Кейт опустил пакеты с бутылками и банками пива, закурил от спички сигарету, а спичку бросил на пол.

– Тебе не хочется узнать, как поживает твой отец?

– А ты как думаешь? – спросил Тедди.

– Не распускай свой язык. Ты не появлялся в больнице с тех пор, как туда положили твоего отца, а это целых два месяца, черт побери. Старый недоумок вот-вот откинет копыта, а ты и задницу не оторвешь.

– А что это ты распустил язык? – сказал Тедди. – Может, тебе его промыть? Например, цианидом.

Он ушел в столовую и хлопнул дверью. Оказавшись внутри, он расхохотался. В ту ночь он спал как убитый. Вернее, как Грекс – они все крепко спали, а вот он иногда был исключением. На следующий вечер Тедди отпилил у стола ножки и порубил их, а вот крышку трогать не стал. Еще днем – хорошо, что было не поздно, – он увидел, насколько та красива. Тедди осторожно разобрал крышку и прислонил доски к стене.

Куча порубленной мебели занимала примерно столько же места, сколько когда-то и буфет. Чтобы избавиться от нее, ему в голову не пришло ничего лучше, чем каждый раз при выходе из дома брать с собой по несколько чурок и выносить в пластмассовых сумках. Примерно так же, как избавляются от «расчлененки»: в один день выносят ногу, в другой – руку и наконец – голову.

К счастью – раньше Тедди никогда не воспринимал это как удачу, – в доме имелось много пакетов. Ими были забиты все ящики на кухне, они вываливались наружу, когда открывалась дверца под раковиной. Кейт приносил их из «Сейфуэй» и никогда не относил обратно. Переработка любого рода или формы не вписывалась в уклад его жизни. Так что, отправляясь в колледж, по дороге к метро Тедди складывал в пакет обрубки ножек, а потом выбрасывал их в урну.
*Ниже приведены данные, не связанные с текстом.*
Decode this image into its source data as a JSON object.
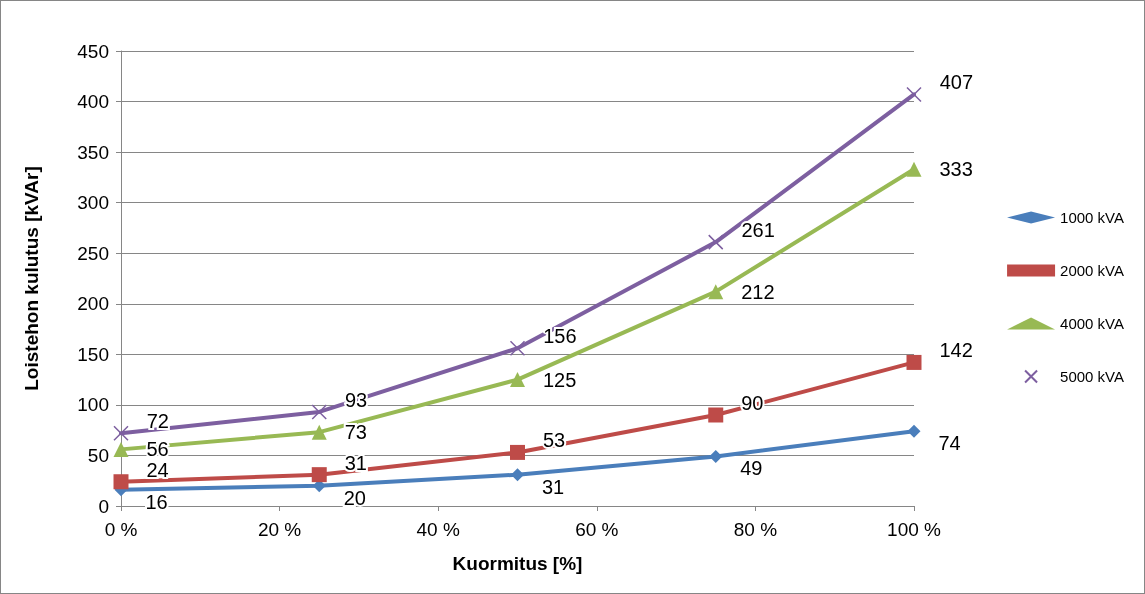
{
  "chart_data": {
    "type": "line",
    "xlabel": "Kuormitus [%]",
    "ylabel": "Loistehon kulutus [kVAr]",
    "x": [
      0,
      25,
      50,
      75,
      100
    ],
    "xlim": [
      0,
      100
    ],
    "xticks": [
      {
        "value": 0,
        "label": "0 %"
      },
      {
        "value": 20,
        "label": "20 %"
      },
      {
        "value": 40,
        "label": "40 %"
      },
      {
        "value": 60,
        "label": "60 %"
      },
      {
        "value": 80,
        "label": "80 %"
      },
      {
        "value": 100,
        "label": "100 %"
      }
    ],
    "ylim": [
      0,
      450
    ],
    "yticks": [
      0,
      50,
      100,
      150,
      200,
      250,
      300,
      350,
      400,
      450
    ],
    "grid": "y",
    "legend": "right",
    "data_labels": true,
    "series": [
      {
        "name": "1000 kVA",
        "color": "#4a7ebb",
        "marker": "diamond",
        "values": [
          16,
          20,
          31,
          49,
          74
        ]
      },
      {
        "name": "2000 kVA",
        "color": "#be4b48",
        "marker": "square",
        "values": [
          24,
          31,
          53,
          90,
          142
        ]
      },
      {
        "name": "4000 kVA",
        "color": "#98b954",
        "marker": "triangle",
        "values": [
          56,
          73,
          125,
          212,
          333
        ]
      },
      {
        "name": "5000 kVA",
        "color": "#7d5fa0",
        "marker": "cross",
        "values": [
          72,
          93,
          156,
          261,
          407
        ]
      }
    ]
  }
}
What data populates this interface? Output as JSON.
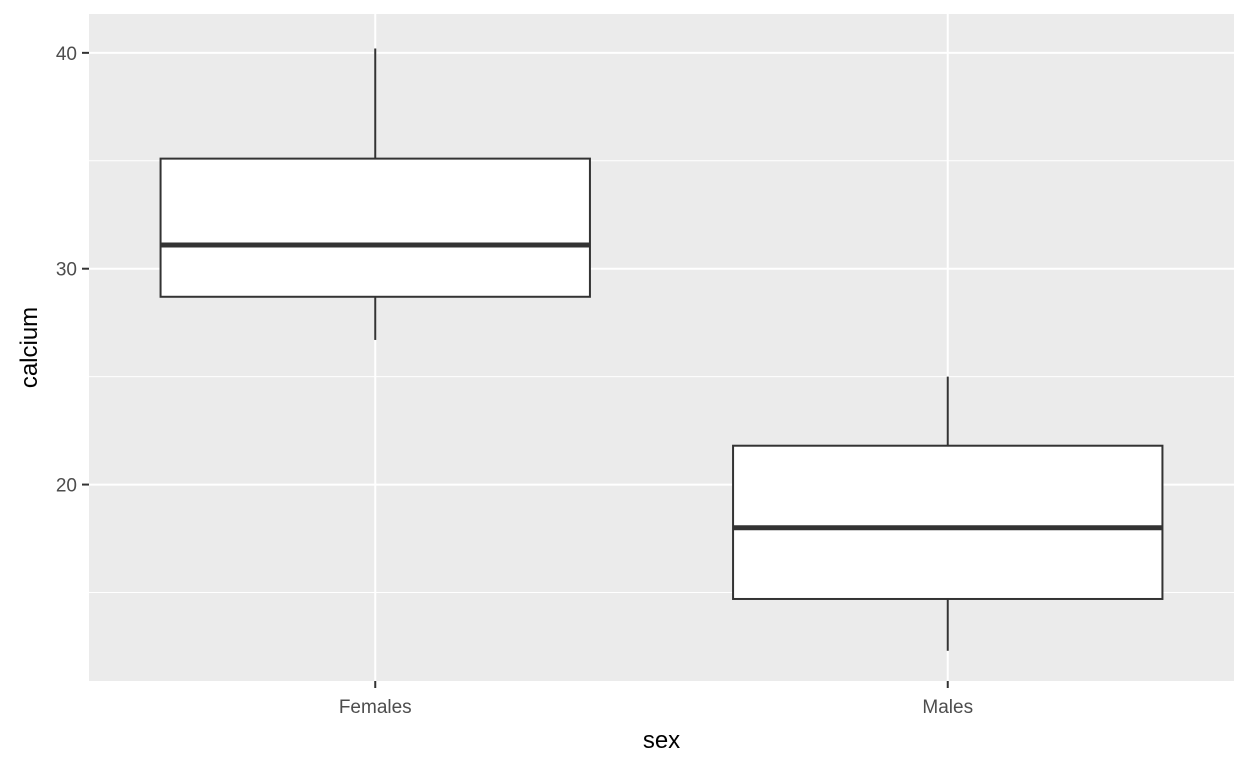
{
  "chart_data": {
    "type": "boxplot",
    "xlabel": "sex",
    "ylabel": "calcium",
    "categories": [
      "Females",
      "Males"
    ],
    "boxes": [
      {
        "category": "Females",
        "min": 26.7,
        "q1": 28.7,
        "median": 31.1,
        "q3": 35.1,
        "max": 40.2
      },
      {
        "category": "Males",
        "min": 12.3,
        "q1": 14.7,
        "median": 18.0,
        "q3": 21.8,
        "max": 25.0
      }
    ],
    "ylim": [
      10.9,
      41.8
    ],
    "yticks": [
      20,
      30,
      40
    ],
    "yticks_minor": [
      15,
      25,
      35
    ],
    "grid": true,
    "legend": "none",
    "colors": {
      "panel_background": "#ebebeb",
      "grid": "#ffffff",
      "box_fill": "#ffffff",
      "box_line": "#333333",
      "tick_label": "#4d4d4d",
      "axis_title": "#000000"
    }
  }
}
Как и говорила бабуля Келли, джин очистил кольцо. Куски серой вязкой массы, один даже с застрявшим в нем волосом, плавали на поверхности в рюмке для яйца. Тедди с содроганием понюхал жидкость. Он был невинен и в другом отношении: никогда не притрагивался к алкоголю.

Кольцо сверкало в утреннем свете. Тедди гадал, кому оно принадлежало, прежде чем попало в руки матери. Бабушке Грексов? Точно нет. Вероятнее всего, оно было украдено, однако он сомневался, чтоб у его отца хватило храбрости украсть хоть что-то. Наверное, кольцо ничего не стоит или попало в дом вместе с рождественским печеньем.

И все же Тедди не мог поверить, что такая красота не представляет никакой ценности. Придет день, он встретит женщину и подарит его ей.